The escape sequences reflect what fish knows about, and how it computes its output. Your terminal might support more escapes, or not support escape sequences that fish knows about.

If **-C** or **--center** is given, add the padding to before and after the string. If it is impossible to perfectly center the result (because the required amount of padding is an odd number), extra padding will be added to the left, unless **--right** is also given.

If **-r** or **--right** is given, add the padding after a string.

If **-c** or **--char** is given, pad with *CHAR* instead of whitespace.
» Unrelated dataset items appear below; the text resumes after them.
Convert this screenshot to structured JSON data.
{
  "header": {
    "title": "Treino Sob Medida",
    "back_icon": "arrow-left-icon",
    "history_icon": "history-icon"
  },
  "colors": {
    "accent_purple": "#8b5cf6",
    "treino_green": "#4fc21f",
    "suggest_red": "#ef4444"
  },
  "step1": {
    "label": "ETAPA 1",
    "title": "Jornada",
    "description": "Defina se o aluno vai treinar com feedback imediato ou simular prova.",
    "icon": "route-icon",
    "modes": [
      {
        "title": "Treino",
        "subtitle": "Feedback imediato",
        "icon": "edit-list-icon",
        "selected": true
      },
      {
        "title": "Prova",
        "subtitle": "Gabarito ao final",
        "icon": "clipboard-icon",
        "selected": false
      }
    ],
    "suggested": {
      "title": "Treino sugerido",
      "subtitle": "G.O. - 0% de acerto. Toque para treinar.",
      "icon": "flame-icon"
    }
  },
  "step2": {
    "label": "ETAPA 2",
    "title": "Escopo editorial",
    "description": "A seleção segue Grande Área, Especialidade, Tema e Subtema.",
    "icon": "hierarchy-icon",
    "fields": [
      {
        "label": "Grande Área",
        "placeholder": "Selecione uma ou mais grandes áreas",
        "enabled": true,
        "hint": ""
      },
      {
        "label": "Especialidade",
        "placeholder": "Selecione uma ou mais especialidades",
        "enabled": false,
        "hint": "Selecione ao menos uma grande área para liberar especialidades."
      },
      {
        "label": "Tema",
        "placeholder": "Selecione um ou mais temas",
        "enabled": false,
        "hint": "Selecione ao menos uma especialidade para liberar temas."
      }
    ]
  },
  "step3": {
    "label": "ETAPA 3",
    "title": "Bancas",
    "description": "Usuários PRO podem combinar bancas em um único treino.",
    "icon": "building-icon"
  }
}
The output is padded to the maximum width of all input strings. If **-w** or **--width** is given, use at least that.

.. END DESCRIPTION

Examples
--------

.. BEGIN EXAMPLES

::

    >_ string pad -w 10 abc abcdef
           abc
        abcdef

    >_ string pad --right --char=🐟 "fish are pretty" "rich. "
    fish are pretty
    rich.  🐟🐟🐟🐟

    >_ string pad -w$COLUMNS (date)
    # Prints the current time on the right edge of the screen.

.. END EXAMPLES

See Also
--------

.. BEGIN SEEALSO

- The :doc:`printf <printf>` command can do simple padding, for example ``printf %10s\n`` works like ``string pad -w10``.

- :doc:`string length <string-length>` with the ``--visible`` option can be used to show what fish thinks the width is.